Intel is hoping to jumpstart the market for IA-64 with a $250 million investment fund, to be announced in Europe tomorrow.
The "Intel 64 fund" will be backed by Compaq, Dell, HP, NEC and SGI together with investors Morgan Stanley Dean Witter, AIG/Sun America, Bank of America, Circuit City, Reuters, Sabre, SmithKline Beecham, Sumitomo Corp and Telmex.
The money will go to independent software vendors (ISVs), particularly those involved in Internet applications, to encourage them to port to, and develop applications for, Intel's forthcoming 64bit Merced chip. Intel needs the support of ISVs to ensure that applications are ready for the chip, but ISVs have so far been shy of investing development dollars in Merced, according to PC vendors.
"It's the chicken and egg thing," said Paul Stow, vice president of servers at Fujitsu.
Customer acceptance of the Merced depends on having a full portfolio of Merced ready applications, he said.
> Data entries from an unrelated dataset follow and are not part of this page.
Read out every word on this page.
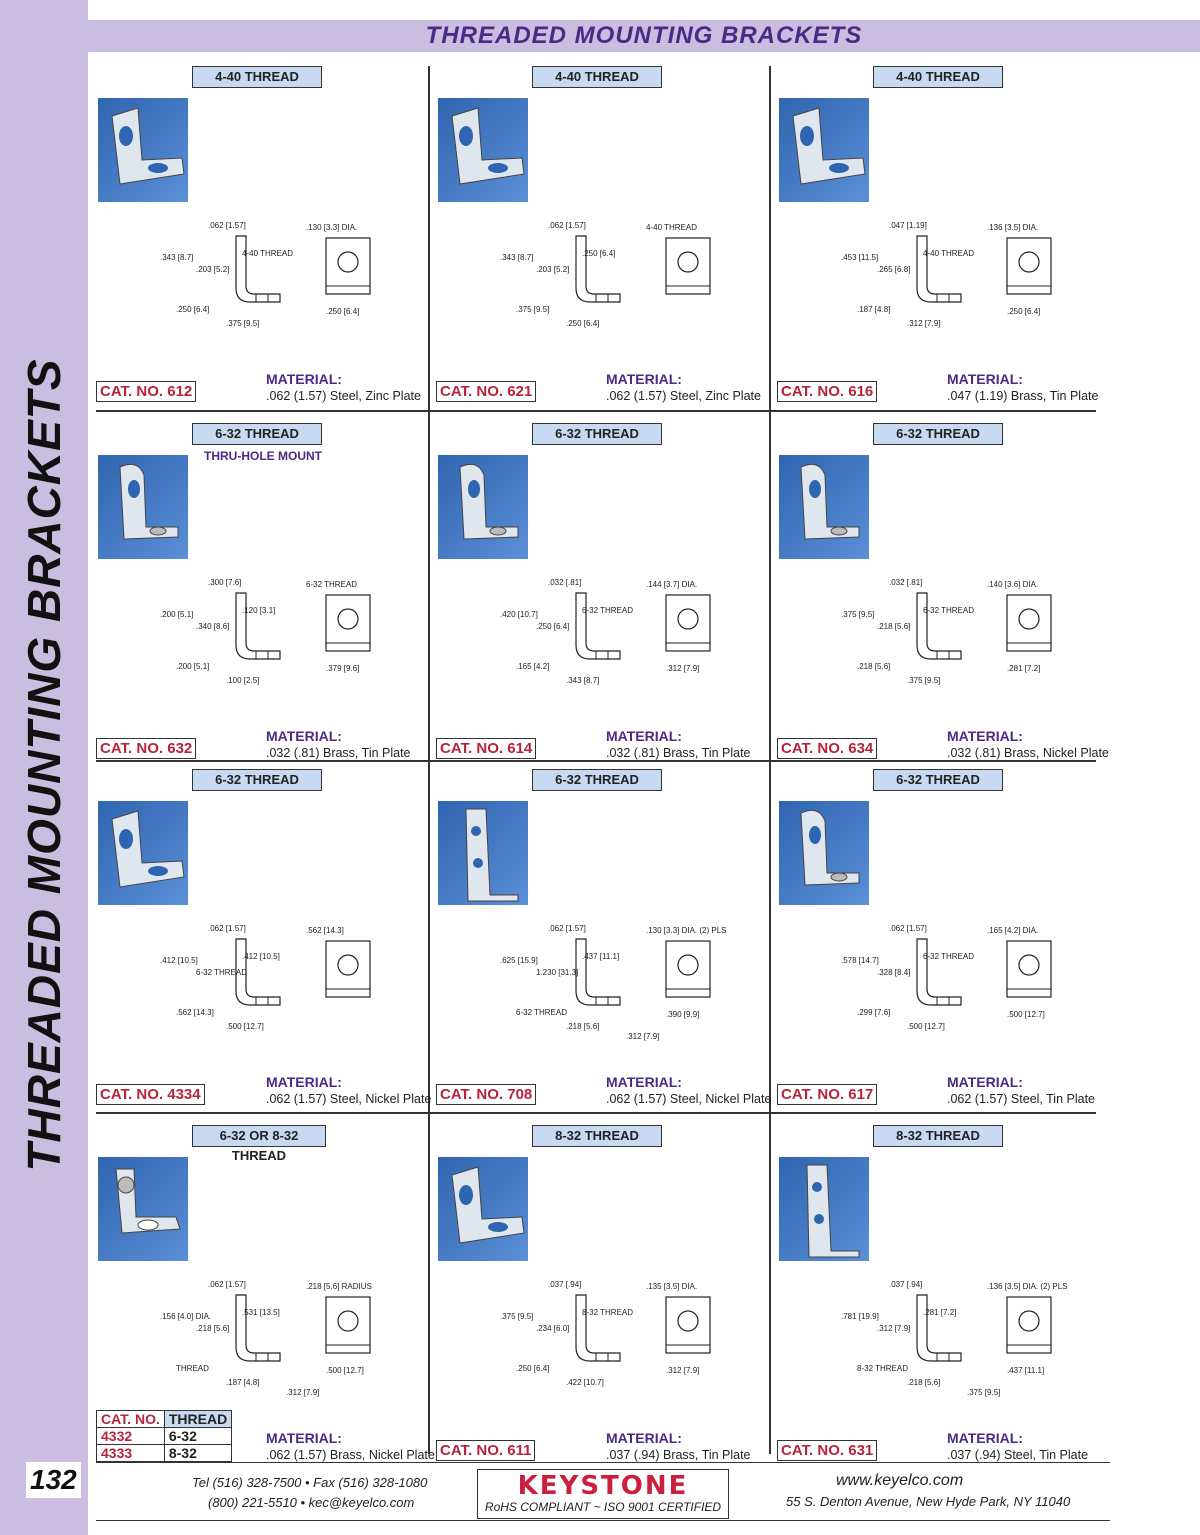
THREADED MOUNTING BRACKETS
132
THREADED MOUNTING BRACKETS
4-40 THREAD
.062 [1.57]	.130 [3.3] DIA.
.343 [8.7]
.203 [5.2]
4-40 THREAD
.250 [6.4]
.375 [9.5]
.250 [6.4]
CAT. NO. 612
MATERIAL:
.062 (1.57) Steel, Zinc Plate
4-40 THREAD
.062 [1.57]	4-40 THREAD
.343 [8.7]
.203 [5.2]
.250 [6.4]
.375 [9.5]
.250 [6.4]
CAT. NO. 621
MATERIAL:
.062 (1.57) Steel, Zinc Plate
4-40 THREAD
.047 [1.19]	.136 [3.5] DIA.
.453 [11.5]
.265 [6.8]
4-40 THREAD
.187 [4.8]
.312 [7.9]
.250 [6.4]
CAT. NO. 616
MATERIAL:
.047 (1.19) Brass, Tin Plate
6-32 THREAD
THRU-HOLE MOUNT
.300 [7.6]	6-32 THREAD
.200 [5.1]
.340 [8.6]
.120 [3.1]
.200 [5.1]
.100 [2.5]
.379 [9.6]
CAT. NO. 632
MATERIAL:
.032 (.81) Brass, Tin Plate
6-32 THREAD
.032 [.81]	.144 [3.7] DIA.
.420 [10.7]
.250 [6.4]
6-32 THREAD
.165 [4.2]
.343 [8.7]
.312 [7.9]
CAT. NO. 614
MATERIAL:
.032 (.81) Brass, Tin Plate
6-32 THREAD
.032 [.81]	.140 [3.6] DIA.
.375 [9.5]
.218 [5.6]
6-32 THREAD
.218 [5.6]
.375 [9.5]
.281 [7.2]
CAT. NO. 634
MATERIAL:
.032 (.81) Brass, Nickel Plate
6-32 THREAD
.062 [1.57]	.562 [14.3]
.412 [10.5]
6-32 THREAD
.412 [10.5]
.562 [14.3]
.500 [12.7]
CAT. NO. 4334
MATERIAL:
.062 (1.57) Steel, Nickel Plate
6-32 THREAD
.062 [1.57]	.130 [3.3] DIA. (2) PLS
.625 [15.9]
1.230 [31.3]
.437 [11.1]
6-32 THREAD
.218 [5.6]
.390 [9.9]
.312 [7.9]
CAT. NO. 708
MATERIAL:
.062 (1.57) Steel, Nickel Plate
6-32 THREAD
.062 [1.57]	.165 [4.2] DIA.
.578 [14.7]
.328 [8.4]
6-32 THREAD
.299 [7.6]
.500 [12.7]
.500 [12.7]
CAT. NO. 617
MATERIAL:
.062 (1.57) Steel, Tin Plate
6-32 OR 8-32 THREAD
.062 [1.57]	.218 [5.6] RADIUS
.156 [4.0] DIA.
.218 [5.6]
.531 [13.5]
THREAD
.187 [4.8]
.500 [12.7]
.312 [7.9]
CAT. NO.	THREAD
4332	6-32
4333	8-32
MATERIAL:
.062 (1.57) Brass, Nickel Plate
8-32 THREAD
.037 [.94]	.135 [3.5] DIA.
.375 [9.5]
.234 [6.0]
8-32 THREAD
.250 [6.4]
.422 [10.7]
.312 [7.9]
CAT. NO. 611
MATERIAL:
.037 (.94) Brass, Tin Plate
8-32 THREAD
.037 [.94]	.136 [3.5] DIA. (2) PLS
.781 [19.9]
.312 [7.9]
.281 [7.2]
8-32 THREAD
.218 [5.6]
.437 [11.1]
.375 [9.5]
CAT. NO. 631
MATERIAL:
.037 (.94) Steel, Tin Plate
Tel (516) 328-7500 • Fax (516) 328-1080
(800) 221-5510 • kec@keyelco.com
KEYSTONE
RoHS COMPLIANT ~ ISO 9001 CERTIFIED
www.keyelco.com
55 S. Denton Avenue, New Hyde Park, NY 11040
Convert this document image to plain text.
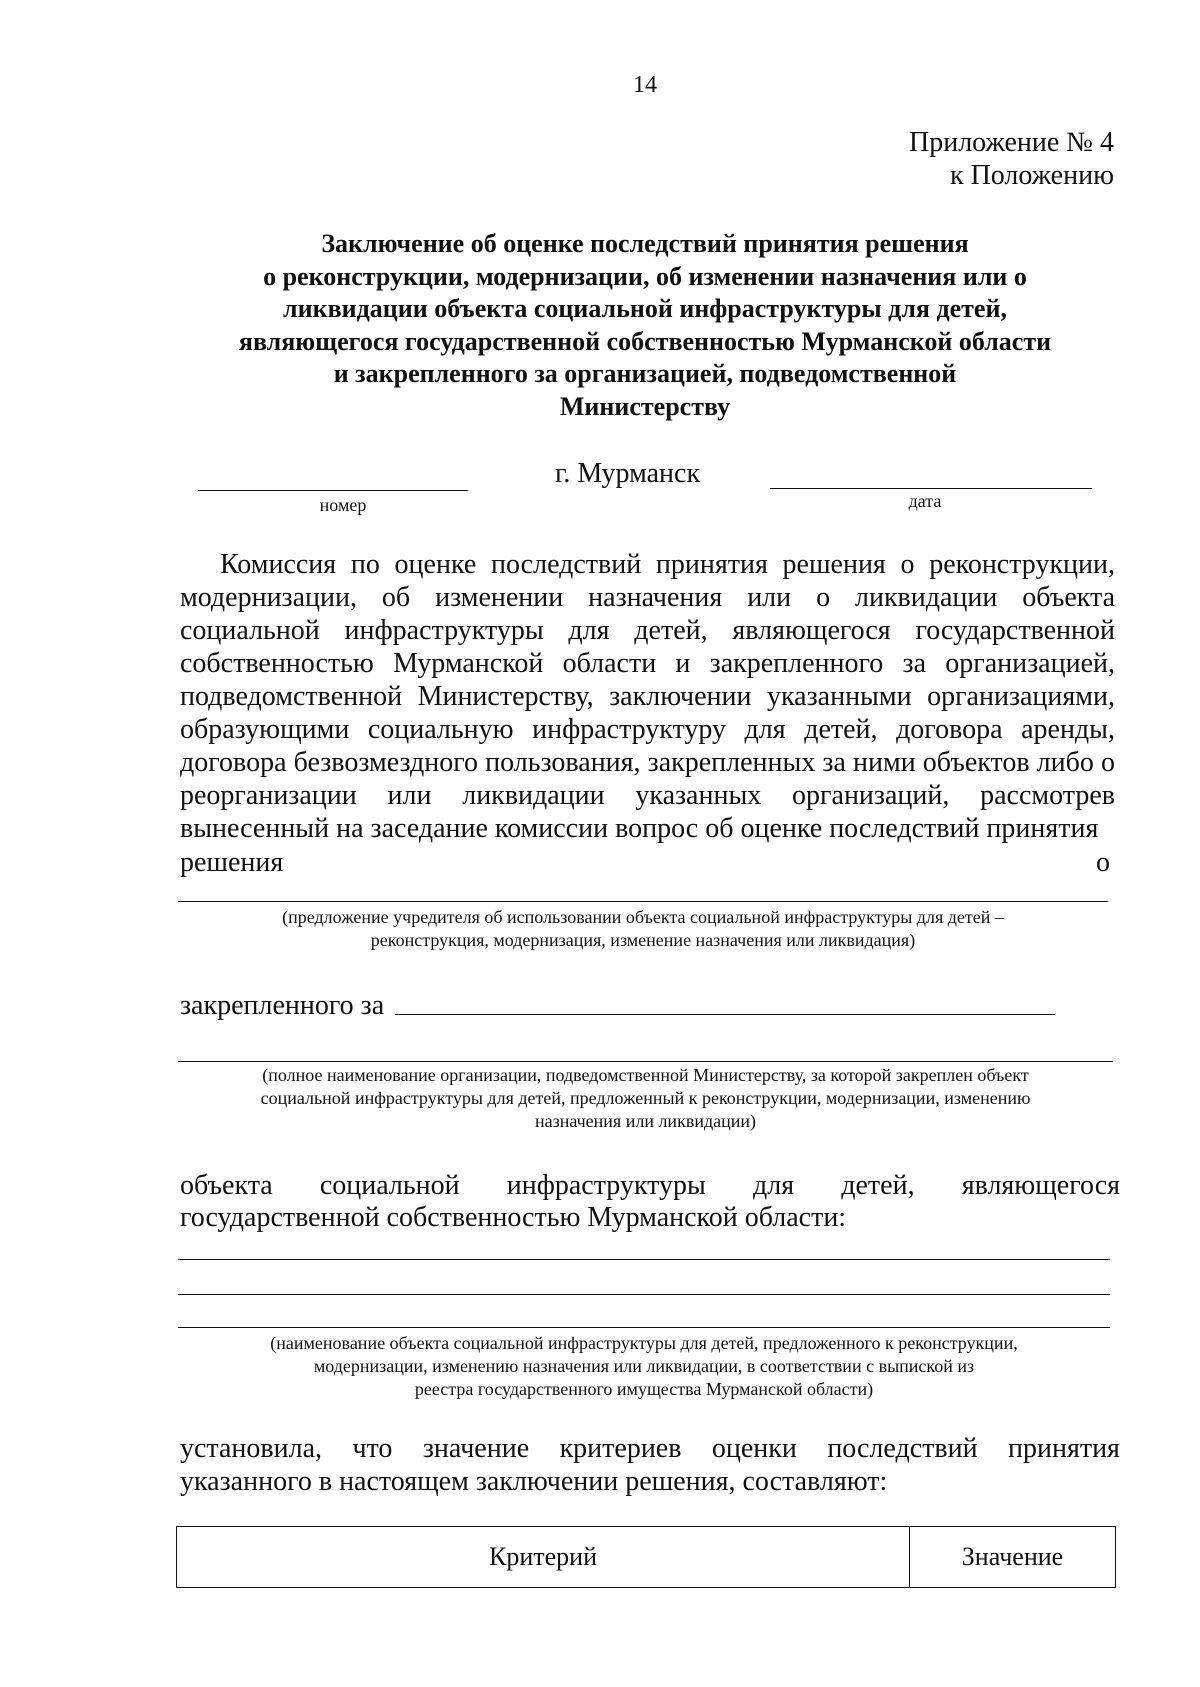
14
Приложение № 4
к Положению
Заключение об оценке последствий принятия решения
о реконструкции, модернизации, об изменении назначения или о
ликвидации объекта социальной инфраструктуры для детей,
являющегося государственной собственностью Мурманской области
и закрепленного за организацией, подведомственной
Министерству
номер
г. Мурманск
дата
Комиссия по оценке последствий принятия решения о реконструкции, модернизации, об изменении назначения или о ликвидации объекта социальной инфраструктуры для детей, являющегося государственной собственностью Мурманской области и закрепленного за организацией, подведомственной Министерству, заключении указанными организациями, образующими социальную инфраструктуру для детей, договора аренды, договора безвозмездного пользования, закрепленных за ними объектов либо о реорганизации или ликвидации указанных организаций, рассмотрев вынесенный на заседание комиссии вопрос об оценке последствий принятия
решения	о
(предложение учредителя об использовании объекта социальной инфраструктуры для детей –
реконструкция, модернизация, изменение назначения или ликвидация)
закрепленного за
(полное наименование организации, подведомственной Министерству, за которой закреплен объект
социальной инфраструктуры для детей, предложенный к реконструкции, модернизации, изменению
назначения или ликвидации)
объекта социальной инфраструктуры для детей, являющегося
государственной собственностью Мурманской области:
(наименование объекта социальной инфраструктуры для детей, предложенного к реконструкции,
модернизации, изменению назначения или ликвидации, в соответствии с выпиской из
реестра государственного имущества Мурманской области)
установила, что значение критериев оценки последствий принятия
указанного в настоящем заключении решения, составляют:
Критерий	Значение
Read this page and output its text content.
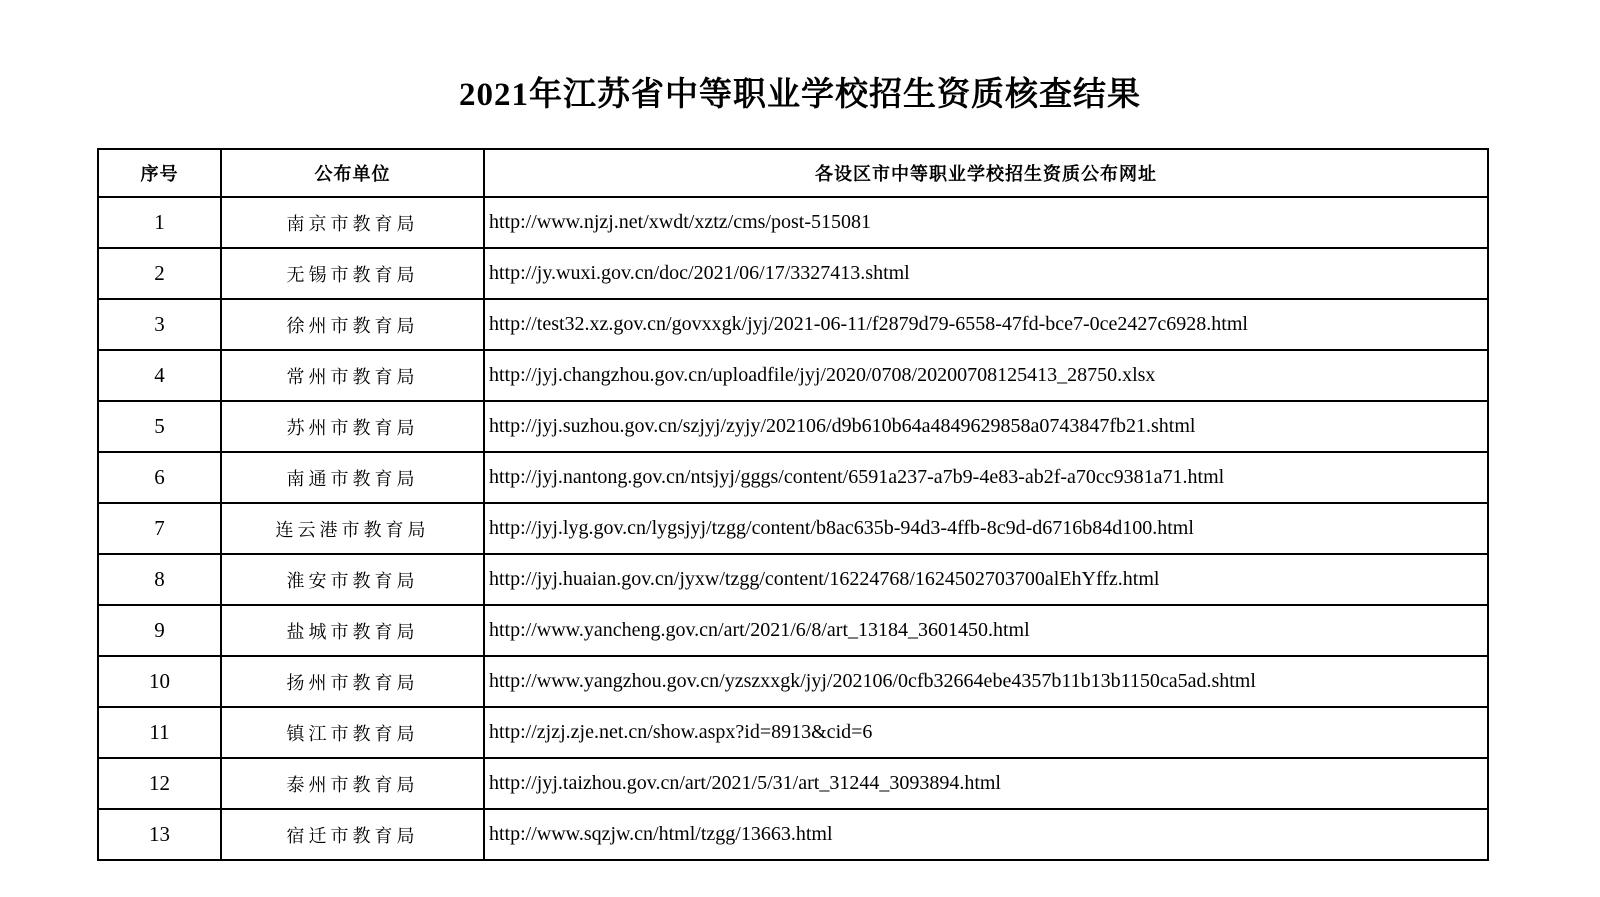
2021年江苏省中等职业学校招生资质核查结果
序号	公布单位	各设区市中等职业学校招生资质公布网址
1	南京市教育局	http://www.njzj.net/xwdt/xztz/cms/post-515081
2	无锡市教育局	http://jy.wuxi.gov.cn/doc/2021/06/17/3327413.shtml
3	徐州市教育局	http://test32.xz.gov.cn/govxxgk/jyj/2021-06-11/f2879d79-6558-47fd-bce7-0ce2427c6928.html
4	常州市教育局	http://jyj.changzhou.gov.cn/uploadfile/jyj/2020/0708/20200708125413_28750.xlsx
5	苏州市教育局	http://jyj.suzhou.gov.cn/szjyj/zyjy/202106/d9b610b64a4849629858a0743847fb21.shtml
6	南通市教育局	http://jyj.nantong.gov.cn/ntsjyj/gggs/content/6591a237-a7b9-4e83-ab2f-a70cc9381a71.html
7	连云港市教育局	http://jyj.lyg.gov.cn/lygsjyj/tzgg/content/b8ac635b-94d3-4ffb-8c9d-d6716b84d100.html
8	淮安市教育局	http://jyj.huaian.gov.cn/jyxw/tzgg/content/16224768/1624502703700alEhYffz.html
9	盐城市教育局	http://www.yancheng.gov.cn/art/2021/6/8/art_13184_3601450.html
10	扬州市教育局	http://www.yangzhou.gov.cn/yzszxxgk/jyj/202106/0cfb32664ebe4357b11b13b1150ca5ad.shtml
11	镇江市教育局	http://zjzj.zje.net.cn/show.aspx?id=8913&cid=6
12	泰州市教育局	http://jyj.taizhou.gov.cn/art/2021/5/31/art_31244_3093894.html
13	宿迁市教育局	http://www.sqzjw.cn/html/tzgg/13663.html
At the same time, application vendors are reluctant to commit the development effort necessary to make the leap from IA-32 to IA-64, until they are convinced the market is ready.
"Intel wants to break that circle [with its $250 investment]," he added.
Fujitsu believes that the demands on application vendors, and subsequently customers, with the transition from IA-32 to IA-64 means that volume sales of IA-64 are not expected until the second generation of IA-64 chip, codenamed McKinley.
To date Intel has maintained that McKinley will double the performance of first generation Merced when it becomes available in late 2001. But Intel admitted for the first time last week that to take advantage of this claimed doubling of performance, all Merced applications will have to be recompiled.
Unless the code is recompiled, the applications will not run noticeably faster on the McKinley platform than they will on Merced, PC vendors said last week.
McKinley performance enhancements derive not from a simple increase in clock speed, but from the number of instructions that the chip can deal with at the same time. To take advantage of this technology, which Intel calls epic (explicitly parallel instruction computing), ISVs will have to alter their applications.
PC vendors expect that Merced will aim to run six to eight instructions in parallel and McKinley could double that range, but Intel would not confirm those targets.
"It's like having an eight cylinder car with four sparkplugs removed," said Andy Butler, research director at Gartner Group market researchers. "But once ISVs have made the transition to the IA-64 platform, it shouldn't be too difficult to make the move form Merced to McKinley to Madison [the third generation of IA-64]."
The performance improvement also depends on how well compiler software from Intel or its rivals can work out which instructions can be run in parallel for each application.
"If the code is recompiled and the compiler is smart enough to spot the intricacies of parallelism, then it is possible that McKinley will achieve twice the performance," said Fujitsu's Stow. "To get the best out of the enhanced architecture, [application vendors] will have to recompile," he said. "But it will not involve a massive re-porting, like from IA-32 to IA-64."
The chip vendor played down the implications. "It's not that big a deal: when you deal with big iron, people recompile all the time," said Simon Muchmore, software alliances manager in Intel's server group.
"But it will be tougher [than recompiling between different IA-32 processors], in that the compiler is a bigger piece of software," he conceded.
An Intel executive cautioned that software for the compiling must be very intelligent, but he told PC Week that Intel's substantial development investment would ensure its success.